Antibodi Poliklonal Kelinci Faktor I
WB | 1:500 - 1:1000 |
IHC | 1:50 - 1:100 |
Deskripsi | Antibodi poliklonal kelinci terhadap Faktor I |
Kekhususan | Mengenali kadar protein Faktor I endogen. |
Tipe Antibodi | Antibodi primer |
Imunogen | Peptida sintetik terkonjugasi KLH-meliputi rangkaian di wilayah tengah Faktor I manusia. Urutan pastinya merupakan hak milik. |
Pemurnian | Antibodi dimurnikan dengan kromatografi afinitas imunogen. |
Berat Molekul | Prediksi : 65 kD; Teramati : 66 kD |
Formulir/Penyangga | Cairan dalam 0,42% Kalium fosfat, 0,87% Natrium klorida, pH 7,3, 30% gliserol, dan 0,01% natrium azida. |
Nama Alternatif | JIKA; Faktor pelengkap I; Inaktivator C3B/C4B |
Simbol Gen | Keuangan |
Entrez Gene | 3426(Manusia); 12630(Tikus); 79126(Tikus) |
SwissProt | P05156(Manusia); Q61129(Tikus); Q9WUW3(Tikus) |
*Nomor Klon, Reaktivitas, Sumber/Host, dan Klonalitas dapat ditemukan di bagian nama produk dan Fitur Utama di atas.

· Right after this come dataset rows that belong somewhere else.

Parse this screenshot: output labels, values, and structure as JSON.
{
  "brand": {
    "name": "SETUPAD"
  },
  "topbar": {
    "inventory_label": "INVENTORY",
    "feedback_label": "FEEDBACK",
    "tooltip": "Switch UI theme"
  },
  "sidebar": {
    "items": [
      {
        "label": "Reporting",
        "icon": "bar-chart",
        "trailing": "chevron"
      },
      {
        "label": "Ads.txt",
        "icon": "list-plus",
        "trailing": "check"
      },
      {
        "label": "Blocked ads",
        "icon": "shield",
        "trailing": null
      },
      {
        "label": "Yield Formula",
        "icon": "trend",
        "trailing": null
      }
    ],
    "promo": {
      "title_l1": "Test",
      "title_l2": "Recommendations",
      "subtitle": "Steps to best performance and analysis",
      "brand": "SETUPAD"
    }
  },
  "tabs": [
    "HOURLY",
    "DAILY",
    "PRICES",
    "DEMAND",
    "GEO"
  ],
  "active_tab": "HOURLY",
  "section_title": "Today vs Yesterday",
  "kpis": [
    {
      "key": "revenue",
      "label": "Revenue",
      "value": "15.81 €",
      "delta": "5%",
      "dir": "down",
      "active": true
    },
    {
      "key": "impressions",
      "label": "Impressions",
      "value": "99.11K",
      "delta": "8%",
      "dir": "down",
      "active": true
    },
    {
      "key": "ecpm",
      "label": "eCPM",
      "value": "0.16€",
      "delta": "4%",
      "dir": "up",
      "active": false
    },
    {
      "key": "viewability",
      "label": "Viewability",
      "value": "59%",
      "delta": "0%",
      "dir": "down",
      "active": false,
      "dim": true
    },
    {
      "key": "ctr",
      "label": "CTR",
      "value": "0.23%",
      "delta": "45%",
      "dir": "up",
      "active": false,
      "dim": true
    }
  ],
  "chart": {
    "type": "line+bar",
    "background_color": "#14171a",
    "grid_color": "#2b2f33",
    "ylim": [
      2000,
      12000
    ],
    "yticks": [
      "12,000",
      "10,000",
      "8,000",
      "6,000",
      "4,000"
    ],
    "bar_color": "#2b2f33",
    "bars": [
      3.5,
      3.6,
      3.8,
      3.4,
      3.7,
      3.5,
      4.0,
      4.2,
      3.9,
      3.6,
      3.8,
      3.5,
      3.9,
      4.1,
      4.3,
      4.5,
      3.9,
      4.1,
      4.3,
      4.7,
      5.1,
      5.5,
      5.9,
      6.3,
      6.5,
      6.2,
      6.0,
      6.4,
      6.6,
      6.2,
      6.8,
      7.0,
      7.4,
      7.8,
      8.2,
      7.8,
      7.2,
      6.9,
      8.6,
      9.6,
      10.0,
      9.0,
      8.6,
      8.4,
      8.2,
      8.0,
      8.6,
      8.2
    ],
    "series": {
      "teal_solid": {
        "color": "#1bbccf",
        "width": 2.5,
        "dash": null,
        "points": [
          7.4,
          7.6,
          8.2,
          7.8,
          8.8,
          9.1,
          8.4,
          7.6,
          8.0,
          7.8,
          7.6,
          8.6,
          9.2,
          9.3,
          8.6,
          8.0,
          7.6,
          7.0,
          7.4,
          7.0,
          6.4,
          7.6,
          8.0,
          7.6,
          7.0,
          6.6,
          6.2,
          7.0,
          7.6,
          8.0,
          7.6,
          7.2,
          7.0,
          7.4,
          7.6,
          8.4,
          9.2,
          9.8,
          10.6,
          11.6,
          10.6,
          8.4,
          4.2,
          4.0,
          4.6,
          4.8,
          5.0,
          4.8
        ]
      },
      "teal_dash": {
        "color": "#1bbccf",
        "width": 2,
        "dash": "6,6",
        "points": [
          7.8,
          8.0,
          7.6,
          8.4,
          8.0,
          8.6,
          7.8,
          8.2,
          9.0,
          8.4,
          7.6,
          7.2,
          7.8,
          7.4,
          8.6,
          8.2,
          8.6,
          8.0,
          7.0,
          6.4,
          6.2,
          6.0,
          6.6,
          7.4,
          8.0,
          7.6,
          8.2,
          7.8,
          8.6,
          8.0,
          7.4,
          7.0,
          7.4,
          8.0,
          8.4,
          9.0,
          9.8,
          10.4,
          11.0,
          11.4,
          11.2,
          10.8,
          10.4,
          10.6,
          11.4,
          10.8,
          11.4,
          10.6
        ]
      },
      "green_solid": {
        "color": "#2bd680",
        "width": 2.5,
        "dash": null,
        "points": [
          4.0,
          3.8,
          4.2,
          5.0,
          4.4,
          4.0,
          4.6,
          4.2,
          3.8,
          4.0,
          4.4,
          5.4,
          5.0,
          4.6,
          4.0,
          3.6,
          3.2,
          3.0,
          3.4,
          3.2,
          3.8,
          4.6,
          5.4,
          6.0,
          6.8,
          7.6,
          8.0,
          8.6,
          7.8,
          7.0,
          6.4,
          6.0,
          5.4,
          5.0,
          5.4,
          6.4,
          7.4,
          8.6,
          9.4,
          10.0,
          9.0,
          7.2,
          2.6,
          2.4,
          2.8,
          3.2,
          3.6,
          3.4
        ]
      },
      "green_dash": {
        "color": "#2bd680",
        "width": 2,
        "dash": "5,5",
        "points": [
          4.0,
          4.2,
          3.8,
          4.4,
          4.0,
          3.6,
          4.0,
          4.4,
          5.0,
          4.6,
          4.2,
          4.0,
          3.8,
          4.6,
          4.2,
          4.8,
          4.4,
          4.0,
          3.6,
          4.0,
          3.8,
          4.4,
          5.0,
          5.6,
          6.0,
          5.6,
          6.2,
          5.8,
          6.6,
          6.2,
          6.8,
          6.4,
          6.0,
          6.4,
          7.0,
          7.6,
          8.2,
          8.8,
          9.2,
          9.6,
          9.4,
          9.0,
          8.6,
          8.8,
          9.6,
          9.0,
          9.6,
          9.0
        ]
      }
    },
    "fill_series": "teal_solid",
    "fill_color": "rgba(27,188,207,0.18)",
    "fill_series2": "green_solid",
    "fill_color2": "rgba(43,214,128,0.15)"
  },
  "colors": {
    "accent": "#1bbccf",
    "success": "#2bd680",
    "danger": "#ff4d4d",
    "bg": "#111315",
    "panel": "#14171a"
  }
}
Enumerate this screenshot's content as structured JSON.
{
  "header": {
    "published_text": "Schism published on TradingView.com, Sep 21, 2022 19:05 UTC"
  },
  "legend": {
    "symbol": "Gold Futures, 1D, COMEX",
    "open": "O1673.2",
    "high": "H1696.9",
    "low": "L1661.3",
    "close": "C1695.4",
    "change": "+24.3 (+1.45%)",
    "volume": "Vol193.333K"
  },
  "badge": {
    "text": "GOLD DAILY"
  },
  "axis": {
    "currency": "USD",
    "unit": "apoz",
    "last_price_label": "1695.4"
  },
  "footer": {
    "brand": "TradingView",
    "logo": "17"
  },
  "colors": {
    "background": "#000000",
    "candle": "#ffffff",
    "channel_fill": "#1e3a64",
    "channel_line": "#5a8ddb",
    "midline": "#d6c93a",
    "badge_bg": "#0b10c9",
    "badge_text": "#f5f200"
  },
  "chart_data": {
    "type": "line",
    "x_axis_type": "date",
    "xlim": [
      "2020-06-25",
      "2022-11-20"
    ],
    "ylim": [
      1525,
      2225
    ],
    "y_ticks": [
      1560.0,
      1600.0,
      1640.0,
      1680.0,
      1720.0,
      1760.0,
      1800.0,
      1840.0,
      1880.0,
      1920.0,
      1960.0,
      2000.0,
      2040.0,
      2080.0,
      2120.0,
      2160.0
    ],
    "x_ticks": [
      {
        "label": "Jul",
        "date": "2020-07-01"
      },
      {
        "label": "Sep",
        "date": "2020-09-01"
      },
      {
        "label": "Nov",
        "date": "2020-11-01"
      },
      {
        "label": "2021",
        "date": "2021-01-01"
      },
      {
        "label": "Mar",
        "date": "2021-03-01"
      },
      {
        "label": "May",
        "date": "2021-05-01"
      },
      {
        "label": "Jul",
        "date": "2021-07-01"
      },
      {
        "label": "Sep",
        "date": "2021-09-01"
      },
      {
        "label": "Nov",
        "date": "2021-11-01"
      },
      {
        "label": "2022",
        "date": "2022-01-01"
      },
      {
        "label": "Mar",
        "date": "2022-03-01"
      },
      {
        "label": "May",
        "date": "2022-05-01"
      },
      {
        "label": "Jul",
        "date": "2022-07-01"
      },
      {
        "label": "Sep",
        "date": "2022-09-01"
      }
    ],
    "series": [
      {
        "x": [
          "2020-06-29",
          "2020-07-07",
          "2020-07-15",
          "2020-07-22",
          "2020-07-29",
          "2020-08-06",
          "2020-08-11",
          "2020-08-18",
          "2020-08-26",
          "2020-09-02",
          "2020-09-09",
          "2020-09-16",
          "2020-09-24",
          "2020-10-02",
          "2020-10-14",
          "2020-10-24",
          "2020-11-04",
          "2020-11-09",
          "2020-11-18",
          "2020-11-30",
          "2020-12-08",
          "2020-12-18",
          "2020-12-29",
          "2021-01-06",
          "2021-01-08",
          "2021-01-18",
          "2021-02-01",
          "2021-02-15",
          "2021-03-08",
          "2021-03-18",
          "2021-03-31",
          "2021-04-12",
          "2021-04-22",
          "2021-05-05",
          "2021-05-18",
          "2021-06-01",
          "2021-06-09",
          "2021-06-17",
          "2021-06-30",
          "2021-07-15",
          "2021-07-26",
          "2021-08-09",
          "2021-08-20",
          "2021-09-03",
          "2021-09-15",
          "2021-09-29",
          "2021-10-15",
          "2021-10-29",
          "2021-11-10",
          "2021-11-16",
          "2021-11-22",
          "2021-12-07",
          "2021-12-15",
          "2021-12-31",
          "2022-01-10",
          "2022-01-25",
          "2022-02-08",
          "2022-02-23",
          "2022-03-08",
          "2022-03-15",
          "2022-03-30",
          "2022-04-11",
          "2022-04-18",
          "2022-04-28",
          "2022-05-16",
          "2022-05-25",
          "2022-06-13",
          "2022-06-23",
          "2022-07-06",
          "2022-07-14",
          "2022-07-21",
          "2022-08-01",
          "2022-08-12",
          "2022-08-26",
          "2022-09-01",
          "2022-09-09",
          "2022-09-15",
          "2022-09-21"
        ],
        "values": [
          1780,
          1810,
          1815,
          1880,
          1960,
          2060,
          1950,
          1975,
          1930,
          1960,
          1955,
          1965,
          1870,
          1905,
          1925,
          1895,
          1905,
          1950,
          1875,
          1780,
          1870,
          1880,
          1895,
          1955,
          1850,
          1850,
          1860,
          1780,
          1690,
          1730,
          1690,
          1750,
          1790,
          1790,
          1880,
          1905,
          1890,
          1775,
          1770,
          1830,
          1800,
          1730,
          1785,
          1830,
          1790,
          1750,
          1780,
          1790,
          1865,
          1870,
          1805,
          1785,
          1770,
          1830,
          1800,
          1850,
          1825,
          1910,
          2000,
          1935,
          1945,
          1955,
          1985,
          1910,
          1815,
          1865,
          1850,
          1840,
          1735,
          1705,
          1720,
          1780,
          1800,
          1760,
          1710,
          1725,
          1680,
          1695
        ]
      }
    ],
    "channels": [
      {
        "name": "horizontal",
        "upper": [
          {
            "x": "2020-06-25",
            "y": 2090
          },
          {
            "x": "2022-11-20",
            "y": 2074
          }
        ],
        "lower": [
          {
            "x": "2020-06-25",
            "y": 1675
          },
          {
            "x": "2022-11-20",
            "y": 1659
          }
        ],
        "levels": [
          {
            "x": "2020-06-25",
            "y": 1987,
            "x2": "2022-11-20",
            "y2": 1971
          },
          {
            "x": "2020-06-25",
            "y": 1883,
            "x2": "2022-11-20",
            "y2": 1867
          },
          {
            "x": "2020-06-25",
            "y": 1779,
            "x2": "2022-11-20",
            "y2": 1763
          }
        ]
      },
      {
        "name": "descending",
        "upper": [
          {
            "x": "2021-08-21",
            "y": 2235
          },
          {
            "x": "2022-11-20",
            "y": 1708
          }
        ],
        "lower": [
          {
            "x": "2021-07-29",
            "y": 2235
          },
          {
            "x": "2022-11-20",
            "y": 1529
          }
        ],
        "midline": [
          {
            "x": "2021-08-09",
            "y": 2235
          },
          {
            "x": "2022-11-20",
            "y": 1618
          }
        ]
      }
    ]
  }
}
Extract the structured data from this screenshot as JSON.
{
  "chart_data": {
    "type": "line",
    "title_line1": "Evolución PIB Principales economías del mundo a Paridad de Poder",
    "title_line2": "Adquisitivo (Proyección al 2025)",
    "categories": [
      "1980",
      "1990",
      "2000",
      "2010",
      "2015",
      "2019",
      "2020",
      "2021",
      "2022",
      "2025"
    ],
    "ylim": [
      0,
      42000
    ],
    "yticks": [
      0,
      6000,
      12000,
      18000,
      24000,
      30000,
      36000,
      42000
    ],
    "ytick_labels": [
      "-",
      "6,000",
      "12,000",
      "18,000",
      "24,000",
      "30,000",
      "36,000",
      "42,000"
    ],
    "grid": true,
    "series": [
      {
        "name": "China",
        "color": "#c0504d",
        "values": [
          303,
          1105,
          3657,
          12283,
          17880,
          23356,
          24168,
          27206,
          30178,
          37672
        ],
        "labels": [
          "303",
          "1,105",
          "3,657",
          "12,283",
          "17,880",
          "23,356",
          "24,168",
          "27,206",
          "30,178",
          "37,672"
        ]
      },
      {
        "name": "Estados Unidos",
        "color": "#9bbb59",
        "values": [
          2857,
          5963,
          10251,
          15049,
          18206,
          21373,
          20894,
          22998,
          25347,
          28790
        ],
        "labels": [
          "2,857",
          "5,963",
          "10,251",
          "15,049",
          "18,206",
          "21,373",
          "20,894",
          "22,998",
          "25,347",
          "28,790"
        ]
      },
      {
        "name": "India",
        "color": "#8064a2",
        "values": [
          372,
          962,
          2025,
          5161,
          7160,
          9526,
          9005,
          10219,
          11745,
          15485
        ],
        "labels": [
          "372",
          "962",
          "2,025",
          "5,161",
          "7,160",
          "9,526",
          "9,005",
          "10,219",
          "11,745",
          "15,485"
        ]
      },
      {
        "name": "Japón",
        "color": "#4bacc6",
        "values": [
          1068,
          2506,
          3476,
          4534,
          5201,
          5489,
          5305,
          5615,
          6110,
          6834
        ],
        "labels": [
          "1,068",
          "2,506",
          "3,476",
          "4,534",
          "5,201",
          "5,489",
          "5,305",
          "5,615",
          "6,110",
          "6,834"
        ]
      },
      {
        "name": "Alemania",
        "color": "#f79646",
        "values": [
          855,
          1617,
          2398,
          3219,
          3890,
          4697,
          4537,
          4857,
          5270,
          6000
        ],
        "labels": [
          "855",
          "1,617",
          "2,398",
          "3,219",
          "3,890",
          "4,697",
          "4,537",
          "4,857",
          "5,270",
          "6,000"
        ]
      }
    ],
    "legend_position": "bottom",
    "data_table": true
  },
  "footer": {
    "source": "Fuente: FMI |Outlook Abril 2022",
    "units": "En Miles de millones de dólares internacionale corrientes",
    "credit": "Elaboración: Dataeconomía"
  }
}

Analisis Western blot terhadap ekspresi Faktor I pada lisat sel utuh A549 (A), ginjal tikus (B), hati tikus (C), ginjal tikus (D). (Ukuran pita yang diprediksi: 65 kD; Ukuran pita yang diamati: 66 kD)

Analisis imunohistokimia pewarnaan Faktor I pada bagian jaringan tertanam parafin tetap formalin kanker ginjal manusia. Bagian tersebut diberi perlakuan awal menggunakan pengambilan antigen yang dimediasi panas dengan buffer natrium sitrat (pH 6,0). Bagian tersebut kemudian diinkubasi dengan antibodi pada suhu kamar dan dideteksi menggunakan sistem polimer kompak terkonjugasi HRP. DAB digunakan sebagai kromogen. Bagian tersebut kemudian diwarnai dengan hematoksilin dan dipasang dengan DPX.